Los intersticios de estas secuencias se completan con momentos de plena quietud, que contribuyen a trazar el paisaje histórico y político del largometraje. Sobre la pantalla en negro, la voz de Abubakar narra la dura experiencia que tuvo que vivir su familia (y, con ella, toda la nación de Chechenia) a partir de los conflictos étnicos, religiosos y geopolíticos que desembocaron en las dos guerras contra Rusia —finalizadas con el gobierno ruso ocupando el territorio, independizado luego de la caída del muro—, y su forma de sobrellevar la situación a partir de una entrega a los preceptos del Islam. Con la misma suavidad y atención que la Caperucita Roja de Tatiana Mazú, Solá le regala un largo plano fijo a la madre de Abubakar que, en lugar de la lucha contra el franquismo, rememora los horrores del exilio de chechenos en trenes a Siberia por parte del régimen de Stalin en el 44.
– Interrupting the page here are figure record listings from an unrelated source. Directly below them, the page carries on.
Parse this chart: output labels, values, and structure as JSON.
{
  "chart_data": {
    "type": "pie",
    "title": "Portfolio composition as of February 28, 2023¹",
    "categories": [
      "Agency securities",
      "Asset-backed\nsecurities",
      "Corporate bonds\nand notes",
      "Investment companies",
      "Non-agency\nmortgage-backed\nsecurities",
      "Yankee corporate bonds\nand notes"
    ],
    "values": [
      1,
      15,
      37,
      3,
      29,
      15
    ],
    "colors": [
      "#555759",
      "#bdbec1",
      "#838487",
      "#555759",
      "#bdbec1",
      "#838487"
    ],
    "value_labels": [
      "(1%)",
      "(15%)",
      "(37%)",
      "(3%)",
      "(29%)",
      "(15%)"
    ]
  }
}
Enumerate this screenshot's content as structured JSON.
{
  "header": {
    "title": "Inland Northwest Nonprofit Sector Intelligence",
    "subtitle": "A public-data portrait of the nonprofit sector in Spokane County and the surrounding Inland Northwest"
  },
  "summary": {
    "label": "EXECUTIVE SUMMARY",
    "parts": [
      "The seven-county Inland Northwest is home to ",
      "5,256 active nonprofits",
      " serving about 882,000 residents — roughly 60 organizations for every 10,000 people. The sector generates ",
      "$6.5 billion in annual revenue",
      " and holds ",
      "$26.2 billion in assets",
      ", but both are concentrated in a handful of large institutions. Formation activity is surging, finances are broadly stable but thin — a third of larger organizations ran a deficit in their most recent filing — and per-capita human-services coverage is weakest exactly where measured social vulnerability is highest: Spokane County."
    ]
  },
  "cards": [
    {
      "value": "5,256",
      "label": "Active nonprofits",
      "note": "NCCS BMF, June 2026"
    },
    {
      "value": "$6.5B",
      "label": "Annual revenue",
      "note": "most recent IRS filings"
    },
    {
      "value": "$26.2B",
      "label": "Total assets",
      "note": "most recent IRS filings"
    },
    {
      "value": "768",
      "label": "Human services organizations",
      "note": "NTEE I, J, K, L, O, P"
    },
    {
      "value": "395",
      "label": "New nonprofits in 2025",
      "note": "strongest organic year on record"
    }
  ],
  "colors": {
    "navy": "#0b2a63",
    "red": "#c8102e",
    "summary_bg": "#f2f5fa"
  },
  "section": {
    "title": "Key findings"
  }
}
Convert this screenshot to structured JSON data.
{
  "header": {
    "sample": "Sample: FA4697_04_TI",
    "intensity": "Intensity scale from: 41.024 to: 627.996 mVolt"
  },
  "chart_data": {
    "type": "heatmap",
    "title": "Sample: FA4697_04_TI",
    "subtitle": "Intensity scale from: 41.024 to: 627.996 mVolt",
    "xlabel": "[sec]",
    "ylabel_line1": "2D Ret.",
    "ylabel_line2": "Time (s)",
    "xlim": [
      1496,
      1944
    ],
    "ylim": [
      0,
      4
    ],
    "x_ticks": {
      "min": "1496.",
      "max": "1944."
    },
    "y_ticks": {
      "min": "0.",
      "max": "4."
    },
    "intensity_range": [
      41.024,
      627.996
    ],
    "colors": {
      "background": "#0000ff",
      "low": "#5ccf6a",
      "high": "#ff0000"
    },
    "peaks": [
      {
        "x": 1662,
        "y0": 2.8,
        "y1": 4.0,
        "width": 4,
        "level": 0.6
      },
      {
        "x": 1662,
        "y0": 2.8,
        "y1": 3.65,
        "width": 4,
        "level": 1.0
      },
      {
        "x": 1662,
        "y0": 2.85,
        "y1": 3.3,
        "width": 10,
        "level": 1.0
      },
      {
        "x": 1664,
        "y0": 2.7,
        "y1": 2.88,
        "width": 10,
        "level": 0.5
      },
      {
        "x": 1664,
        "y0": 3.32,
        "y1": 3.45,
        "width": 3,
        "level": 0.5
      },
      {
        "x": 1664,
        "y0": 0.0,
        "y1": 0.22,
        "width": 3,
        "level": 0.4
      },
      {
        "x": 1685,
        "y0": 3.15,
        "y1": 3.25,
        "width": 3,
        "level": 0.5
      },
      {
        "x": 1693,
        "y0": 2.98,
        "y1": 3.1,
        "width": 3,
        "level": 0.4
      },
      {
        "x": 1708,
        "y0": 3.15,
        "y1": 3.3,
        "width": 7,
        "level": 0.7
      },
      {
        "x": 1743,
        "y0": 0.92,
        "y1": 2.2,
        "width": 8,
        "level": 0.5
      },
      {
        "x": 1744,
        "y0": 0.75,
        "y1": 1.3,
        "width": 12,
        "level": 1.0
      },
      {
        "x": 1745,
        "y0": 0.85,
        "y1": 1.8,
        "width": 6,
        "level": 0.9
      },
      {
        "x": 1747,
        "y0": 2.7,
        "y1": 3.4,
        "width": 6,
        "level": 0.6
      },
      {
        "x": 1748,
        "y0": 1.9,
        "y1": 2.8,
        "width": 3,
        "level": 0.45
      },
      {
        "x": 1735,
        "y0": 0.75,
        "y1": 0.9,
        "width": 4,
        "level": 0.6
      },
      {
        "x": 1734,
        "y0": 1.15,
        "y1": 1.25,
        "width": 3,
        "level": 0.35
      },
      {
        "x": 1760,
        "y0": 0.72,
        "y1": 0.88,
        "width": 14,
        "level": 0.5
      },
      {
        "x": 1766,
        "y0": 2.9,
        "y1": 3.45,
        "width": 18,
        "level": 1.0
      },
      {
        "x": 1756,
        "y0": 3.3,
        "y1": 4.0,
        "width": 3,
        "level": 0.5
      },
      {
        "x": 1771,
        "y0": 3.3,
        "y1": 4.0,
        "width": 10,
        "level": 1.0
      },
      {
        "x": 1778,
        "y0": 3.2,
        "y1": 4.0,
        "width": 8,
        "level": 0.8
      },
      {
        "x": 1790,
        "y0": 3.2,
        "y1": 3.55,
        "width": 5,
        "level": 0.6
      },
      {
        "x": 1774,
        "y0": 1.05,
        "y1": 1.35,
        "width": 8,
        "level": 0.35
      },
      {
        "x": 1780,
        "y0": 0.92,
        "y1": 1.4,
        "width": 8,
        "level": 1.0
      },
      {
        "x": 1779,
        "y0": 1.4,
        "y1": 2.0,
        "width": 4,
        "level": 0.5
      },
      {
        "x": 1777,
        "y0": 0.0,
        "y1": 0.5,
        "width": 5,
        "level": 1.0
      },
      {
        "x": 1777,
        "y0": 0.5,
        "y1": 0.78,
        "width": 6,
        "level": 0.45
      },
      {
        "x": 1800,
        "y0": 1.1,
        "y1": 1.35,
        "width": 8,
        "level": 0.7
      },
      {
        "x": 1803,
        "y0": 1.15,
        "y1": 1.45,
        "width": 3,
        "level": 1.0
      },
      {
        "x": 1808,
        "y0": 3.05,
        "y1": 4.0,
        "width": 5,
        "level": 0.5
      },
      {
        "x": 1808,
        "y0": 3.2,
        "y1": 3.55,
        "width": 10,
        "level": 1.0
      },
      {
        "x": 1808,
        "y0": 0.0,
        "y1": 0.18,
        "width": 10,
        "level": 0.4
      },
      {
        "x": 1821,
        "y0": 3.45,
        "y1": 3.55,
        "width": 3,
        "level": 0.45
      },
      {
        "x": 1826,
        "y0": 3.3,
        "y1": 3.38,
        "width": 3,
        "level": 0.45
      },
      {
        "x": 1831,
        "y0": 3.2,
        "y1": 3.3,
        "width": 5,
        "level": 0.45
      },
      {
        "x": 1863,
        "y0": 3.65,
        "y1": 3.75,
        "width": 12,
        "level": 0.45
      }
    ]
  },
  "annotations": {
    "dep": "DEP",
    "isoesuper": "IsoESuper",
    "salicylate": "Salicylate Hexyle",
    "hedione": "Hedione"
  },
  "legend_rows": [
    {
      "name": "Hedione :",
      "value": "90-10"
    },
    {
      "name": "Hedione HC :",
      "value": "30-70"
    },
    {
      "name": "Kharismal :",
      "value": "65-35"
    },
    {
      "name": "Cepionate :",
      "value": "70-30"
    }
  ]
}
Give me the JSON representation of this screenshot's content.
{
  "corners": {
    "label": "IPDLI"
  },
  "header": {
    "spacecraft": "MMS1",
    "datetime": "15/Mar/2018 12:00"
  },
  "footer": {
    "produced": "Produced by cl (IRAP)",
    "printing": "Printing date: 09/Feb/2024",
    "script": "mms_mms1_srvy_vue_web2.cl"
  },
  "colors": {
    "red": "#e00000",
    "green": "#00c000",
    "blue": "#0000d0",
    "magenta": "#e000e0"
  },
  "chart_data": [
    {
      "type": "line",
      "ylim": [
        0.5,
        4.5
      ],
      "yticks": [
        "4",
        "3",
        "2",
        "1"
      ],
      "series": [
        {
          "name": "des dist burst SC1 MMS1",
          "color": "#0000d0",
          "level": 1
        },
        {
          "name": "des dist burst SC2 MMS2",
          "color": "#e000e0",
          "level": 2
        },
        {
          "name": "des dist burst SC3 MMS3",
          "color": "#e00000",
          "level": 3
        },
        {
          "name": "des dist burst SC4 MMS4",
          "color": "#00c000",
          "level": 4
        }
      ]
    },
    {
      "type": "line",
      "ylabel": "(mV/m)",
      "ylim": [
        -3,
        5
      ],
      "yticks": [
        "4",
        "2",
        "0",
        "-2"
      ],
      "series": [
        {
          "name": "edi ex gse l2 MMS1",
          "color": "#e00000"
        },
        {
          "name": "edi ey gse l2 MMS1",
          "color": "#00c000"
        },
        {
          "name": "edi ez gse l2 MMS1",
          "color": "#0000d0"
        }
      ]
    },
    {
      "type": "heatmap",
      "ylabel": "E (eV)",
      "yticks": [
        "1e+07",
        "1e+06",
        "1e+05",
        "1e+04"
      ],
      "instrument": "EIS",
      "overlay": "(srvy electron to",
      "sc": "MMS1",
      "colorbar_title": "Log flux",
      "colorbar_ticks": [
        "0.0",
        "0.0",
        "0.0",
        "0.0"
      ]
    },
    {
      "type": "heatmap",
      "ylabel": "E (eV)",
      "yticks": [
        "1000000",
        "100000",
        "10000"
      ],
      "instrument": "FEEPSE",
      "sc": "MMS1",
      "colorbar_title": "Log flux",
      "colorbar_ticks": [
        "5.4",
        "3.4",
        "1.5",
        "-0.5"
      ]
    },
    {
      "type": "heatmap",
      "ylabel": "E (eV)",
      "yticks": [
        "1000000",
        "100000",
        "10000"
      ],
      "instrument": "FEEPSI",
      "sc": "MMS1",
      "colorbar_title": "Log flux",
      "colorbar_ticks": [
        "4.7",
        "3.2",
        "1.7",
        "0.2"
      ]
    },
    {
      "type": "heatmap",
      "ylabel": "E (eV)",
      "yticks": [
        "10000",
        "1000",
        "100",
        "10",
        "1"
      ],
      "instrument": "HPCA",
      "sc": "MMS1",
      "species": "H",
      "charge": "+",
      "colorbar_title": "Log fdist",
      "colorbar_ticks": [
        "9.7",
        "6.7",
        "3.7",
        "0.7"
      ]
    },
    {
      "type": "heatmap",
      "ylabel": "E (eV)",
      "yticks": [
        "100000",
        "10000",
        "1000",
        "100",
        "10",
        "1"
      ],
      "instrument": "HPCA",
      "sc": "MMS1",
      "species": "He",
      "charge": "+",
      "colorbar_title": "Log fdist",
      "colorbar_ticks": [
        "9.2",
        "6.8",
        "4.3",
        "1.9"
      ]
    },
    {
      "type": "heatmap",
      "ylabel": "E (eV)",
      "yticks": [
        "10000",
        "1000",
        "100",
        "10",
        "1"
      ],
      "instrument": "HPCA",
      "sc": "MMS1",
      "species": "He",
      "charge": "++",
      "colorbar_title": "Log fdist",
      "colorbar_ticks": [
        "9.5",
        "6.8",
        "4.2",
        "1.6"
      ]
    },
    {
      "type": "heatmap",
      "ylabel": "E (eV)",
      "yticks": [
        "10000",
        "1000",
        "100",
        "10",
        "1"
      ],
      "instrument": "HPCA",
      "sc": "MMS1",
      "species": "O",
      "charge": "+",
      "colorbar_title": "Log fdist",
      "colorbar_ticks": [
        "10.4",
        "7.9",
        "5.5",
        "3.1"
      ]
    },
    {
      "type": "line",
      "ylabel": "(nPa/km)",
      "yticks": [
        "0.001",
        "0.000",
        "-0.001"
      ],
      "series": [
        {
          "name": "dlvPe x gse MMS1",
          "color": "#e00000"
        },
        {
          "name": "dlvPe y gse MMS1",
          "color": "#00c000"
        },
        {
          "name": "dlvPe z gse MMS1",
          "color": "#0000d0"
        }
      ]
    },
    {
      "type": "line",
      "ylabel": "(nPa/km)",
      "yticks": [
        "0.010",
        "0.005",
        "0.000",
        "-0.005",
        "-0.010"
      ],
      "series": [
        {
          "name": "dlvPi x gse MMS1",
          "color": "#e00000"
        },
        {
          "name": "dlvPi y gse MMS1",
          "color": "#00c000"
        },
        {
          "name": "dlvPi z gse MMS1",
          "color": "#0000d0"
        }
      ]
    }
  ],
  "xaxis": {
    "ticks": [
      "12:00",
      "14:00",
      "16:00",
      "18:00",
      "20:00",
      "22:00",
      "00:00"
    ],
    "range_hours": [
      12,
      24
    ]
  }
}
El travelling —cuestión moral— al final de la película, con ecos de News from Home, filma la capital Grozny desde un auto, en un gesto idéntico al final de Hamdan con el muro de Gaza y a las imágenes de la peregrinación religiosa en Mensajero(2). Solá nos ubica en tiempo y lugar porque las imágenes pertenecen al mundo; por más abstractas o poéticas que puedan llegar a ser, no flotan en una bóveda de cristal. Materialidad y abstracción se dan la mano en el cine de Martín Solá, quien se vale de esa dualidad para generar nuevas posibilidades de sentido mediante el artificio del cine, y entiende que los hechos estéticos que filma son también hechos políticos, indisociables de la historia de la cual emergen y de los sujetos que los protagonizan.


Notas:

1 En esta escena son notorios los gestos que dan cuenta del choque cultural en la región, contrastando la sabiduría milenaria tibetana a la que alude la conversación con una mochila de la película Frozen en el fondo del plano.

Que guarda otra similitud con el film de Akerman: los rostros mirando y saludando a la cámara, al igual que el auto desviando su ruta por la presencia de la misma en el film de la directora belga, hacen al cineasta partícipe activo de lo que está filmando.